Ebell gained notoriety after Trump’s improbable victory, when suddenly everyone noticed that a climate change denying zealot was staffing the incoming Environmental Protection Agency, and writing up a blueprint for the years ahead.

So Ebell is suddenly the Trump-whisperer, one of the few people in the world able to speak the President’s language on energy and climate.

Except, it turns out, he doesn’t. He hasn’t said two words to Trump. He’s never met the man.

So when he says with certainty that Trump will rip up the Paris climate agreement, or get rid of the EPA’s endangerment finding, he is simply speculating — same as you and me.

But he’s learned from the new man at the top, and at the briefing held by the fringe Global Warming Policy Foundation, mimicked Trump’s bonkers press conference from the beginning of the year.
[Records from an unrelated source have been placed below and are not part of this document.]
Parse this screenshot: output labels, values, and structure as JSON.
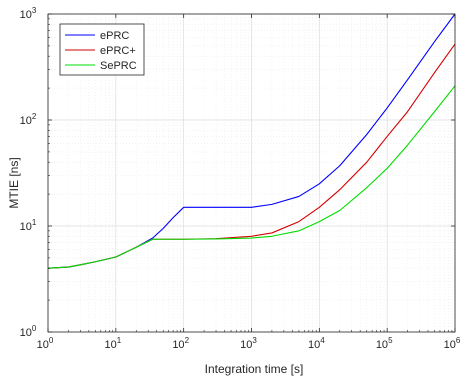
{
  "chart_data": {
    "type": "line",
    "xlabel": "Integration time [s]",
    "ylabel": "MTIE [ns]",
    "x_scale": "log",
    "y_scale": "log",
    "xlim": [
      1,
      1000000
    ],
    "ylim": [
      1,
      1000
    ],
    "grid": true,
    "minor_grid": true,
    "legend_position": "top-left",
    "x_ticks": [
      {
        "value": 1,
        "base": "10",
        "exp": "0"
      },
      {
        "value": 10,
        "base": "10",
        "exp": "1"
      },
      {
        "value": 100,
        "base": "10",
        "exp": "2"
      },
      {
        "value": 1000,
        "base": "10",
        "exp": "3"
      },
      {
        "value": 10000,
        "base": "10",
        "exp": "4"
      },
      {
        "value": 100000,
        "base": "10",
        "exp": "5"
      },
      {
        "value": 1000000,
        "base": "10",
        "exp": "6"
      }
    ],
    "y_ticks": [
      {
        "value": 1,
        "base": "10",
        "exp": "0"
      },
      {
        "value": 10,
        "base": "10",
        "exp": "1"
      },
      {
        "value": 100,
        "base": "10",
        "exp": "2"
      },
      {
        "value": 1000,
        "base": "10",
        "exp": "3"
      }
    ],
    "series": [
      {
        "name": "ePRC",
        "color": "#0000ff",
        "points": [
          [
            1,
            4.0
          ],
          [
            2,
            4.1
          ],
          [
            3,
            4.3
          ],
          [
            5,
            4.6
          ],
          [
            10,
            5.1
          ],
          [
            20,
            6.3
          ],
          [
            35,
            7.7
          ],
          [
            50,
            9.5
          ],
          [
            70,
            12.0
          ],
          [
            100,
            15.0
          ],
          [
            300,
            15.0
          ],
          [
            1000,
            15.0
          ],
          [
            2000,
            16.0
          ],
          [
            5000,
            19.0
          ],
          [
            10000,
            25.0
          ],
          [
            20000,
            37.0
          ],
          [
            50000,
            73.0
          ],
          [
            100000,
            130.0
          ],
          [
            200000,
            240.0
          ],
          [
            500000,
            550.0
          ],
          [
            1000000,
            1000.0
          ]
        ]
      },
      {
        "name": "ePRC+",
        "color": "#d40000",
        "points": [
          [
            1,
            4.0
          ],
          [
            2,
            4.1
          ],
          [
            3,
            4.3
          ],
          [
            5,
            4.6
          ],
          [
            10,
            5.1
          ],
          [
            20,
            6.3
          ],
          [
            35,
            7.5
          ],
          [
            100,
            7.5
          ],
          [
            300,
            7.6
          ],
          [
            1000,
            8.0
          ],
          [
            2000,
            8.6
          ],
          [
            5000,
            11.0
          ],
          [
            10000,
            15.0
          ],
          [
            20000,
            22.0
          ],
          [
            50000,
            40.0
          ],
          [
            100000,
            70.0
          ],
          [
            200000,
            120.0
          ],
          [
            500000,
            280.0
          ],
          [
            1000000,
            520.0
          ]
        ]
      },
      {
        "name": "SePRC",
        "color": "#00dd00",
        "points": [
          [
            1,
            4.0
          ],
          [
            2,
            4.1
          ],
          [
            3,
            4.3
          ],
          [
            5,
            4.6
          ],
          [
            10,
            5.1
          ],
          [
            20,
            6.3
          ],
          [
            35,
            7.5
          ],
          [
            100,
            7.5
          ],
          [
            300,
            7.55
          ],
          [
            1000,
            7.7
          ],
          [
            2000,
            8.0
          ],
          [
            5000,
            9.0
          ],
          [
            10000,
            11.0
          ],
          [
            20000,
            14.0
          ],
          [
            50000,
            23.0
          ],
          [
            100000,
            35.0
          ],
          [
            200000,
            58.0
          ],
          [
            500000,
            120.0
          ],
          [
            1000000,
            210.0
          ]
        ]
      }
    ]
  }
}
There were props, though Ebell’s centrepiece – a printed off copy of a ‘fixed’ climate change graph – didn’t have the pizazz of Trump’s desk of blank papers.

Ebell chart

And there was borderline offensive question dodging. Where Trump called Buzzfeed a ‘pile of garbage’ and CNN ‘fake news,’ Ebell wouldn’t let the FT have a question since it wanted an answer to the BBC’s previously unanswered query.

By the end of it, the air was thick with animosity. Ebell had truly brought Trump into the room.

He’d poo-poo’d experts a la Gove, made sweeping unspecific claims about the trade opportunities of Brexit, declared himself a champion of freedom – “that’s my special interest” – and the environmental movement “the greatest threat to freedom and prosperity in the modern world”.

Ebell, cast asunder as soon as Trump moved into the White House, was ready to pick a fight with any of the pretenders to his throne, the shinier toys in the President’s energy policy box.

https://twitter.com/zdboren/status/826070794614800384

Future tech genius Elon Musk suckles on the teet of government, while Rex Tillerson better get in line, he said.

If only to grab his one-time yet never-met mentor’s attention, he even hearkened back to the infamous ‘Chinese hoax’ tweet.

China – he said of the President’s arch-nemesis – is ripping off gullible westerners by selling them affordable solar panels.

Sorry Myron, I don’t think Trump noticed.